Displacement & Masking
In digital design, distorting an image is rarely about drawing complex 3D meshes. Instead, it is usually an exercise in pixel offset and stenciling — pushing and pulling coordinates before the browser renders the final color to the screen. By displacing pixels along mathematical functions or layering them under stencil masks, we can recreate analog defects, optical refractions, and vintage print misalignments entirely in real-time.
This interactive laboratory explores two separate approaches to image distortion: displacement mapping (which bends a light field based on a gradient map to simulate fluted glass) and coordinate masking (which selectively reveals a shifted duplicate of an image to imply a vector pattern).

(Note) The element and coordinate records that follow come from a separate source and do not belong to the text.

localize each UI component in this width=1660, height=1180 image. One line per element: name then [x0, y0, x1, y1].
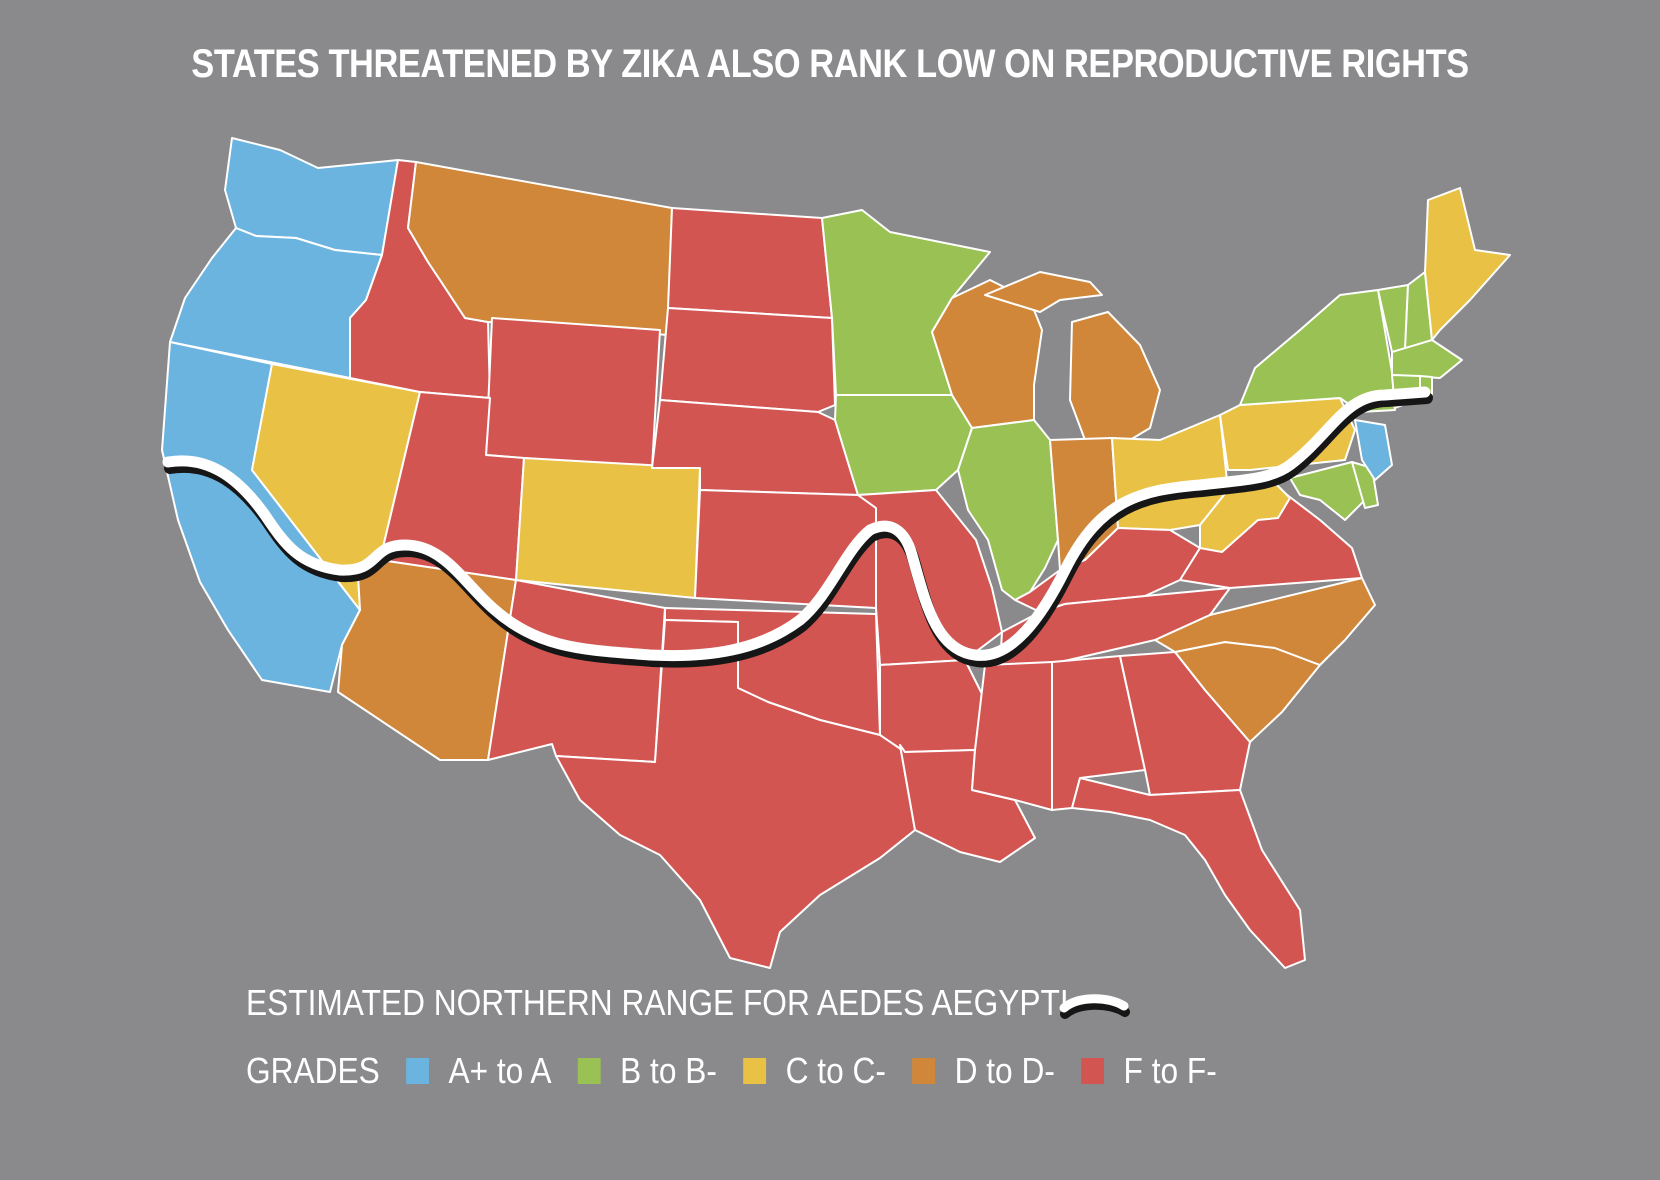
states-group: [161, 137, 1511, 969]
swatch-b: [577, 1058, 601, 1084]
state-colorado: [515, 457, 701, 599]
state-new-jersey: [1354, 419, 1393, 481]
legend-item-d: D to D-: [912, 1050, 1055, 1092]
state-florida: [1071, 777, 1306, 969]
state-north-dakota: [667, 207, 833, 319]
legend-item-a: A+ to A: [406, 1050, 551, 1092]
legend-label-b: B to B-: [620, 1050, 717, 1091]
state-wisconsin: [931, 279, 1043, 429]
legend-item-c: C to C-: [743, 1050, 886, 1092]
swatch-a: [406, 1058, 430, 1084]
grades-label: GRADES: [246, 1050, 380, 1091]
legend-range-label: ESTIMATED NORTHERN RANGE FOR AEDES AEGYP…: [246, 982, 1069, 1023]
swatch-d: [912, 1058, 936, 1084]
legend-label-f: F to F-: [1123, 1050, 1217, 1091]
map-title: STATES THREATENED BY ZIKA ALSO RANK LOW …: [191, 42, 1469, 86]
swatch-f: [1081, 1058, 1105, 1084]
legend-label-c: C to C-: [785, 1050, 886, 1091]
legend-item-f: F to F-: [1081, 1050, 1217, 1092]
state-iowa: [834, 394, 973, 496]
grades-legend: GRADES A+ to A B to B- C to C- D to D- F…: [246, 1050, 1243, 1092]
state-arkansas: [879, 659, 986, 753]
legend-item-b: B to B-: [577, 1050, 717, 1092]
legend-label-d: D to D-: [954, 1050, 1055, 1091]
state-arizona: [337, 559, 517, 761]
state-massachusetts: [1391, 339, 1463, 379]
state-michigan-upper: [984, 271, 1103, 313]
state-wyoming: [485, 317, 661, 469]
state-new-mexico: [487, 579, 666, 763]
state-maine: [1424, 187, 1511, 341]
state-texas: [555, 619, 916, 969]
state-north-carolina: [1154, 577, 1376, 666]
legend-label-a: A+ to A: [448, 1050, 552, 1091]
state-south-dakota: [659, 307, 836, 413]
range-line-icon: [1059, 994, 1130, 1019]
state-mississippi: [971, 661, 1053, 811]
aedes-range-line: [162, 386, 1431, 662]
swatch-c: [743, 1058, 767, 1084]
state-michigan: [1069, 311, 1161, 441]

1. Fluted Glass Refraction
The first effect replicates the physical lens behavior of ribbed, reeded, or fluted glass panels. Instead of absolute layering, it applies an SVG displacement filter driven by a custom-generated gradient map. The color values of a helper texture dictate the direction and magnitude of pixel offset — forcing the image to stretch, repeat, and snap along the ribs.
Adjust the thickness and refraction scale to control the optical warping. Use the Adjust button or press D to reveal the controls panel.
2. The Masked Offset Glitch
The second effect plays a trick on human perception. Rather than drawing wavy contours, it renders two identical image layers: a clean background layer and a shifted foreground layer. An invisible stencil is placed on the foreground layer. The viewer's eyes follow the thin lines of the stencil, reading the spatial offset as curves and contours within the image itself.
Toggle between topographic contours, circular banknote Guilloche nets, or orbital spirographs.
3. Mechanics & Comparison
While both techniques result in beautiful, tactile visuals, they operate on different layers of the browser pipeline:
- Masking (Stencil) uses the alpha channel of a secondary canvas. It is binary and stateless — it does not alter pixel coordinates. It simply hides or reveals layers that have already been offset using standard CSS
transform. - Displacement (Refraction) uses the SVG
<feDisplacementMap>filter primitive. It is coordinate-aware — it shifts pixel lookups horizontally or vertically based on the red and green color channels of a map. The sharp grid-snapping lines of the fluted glass occur where the gradient wraps back around, causing the sampler to jump abruptly across coordinates.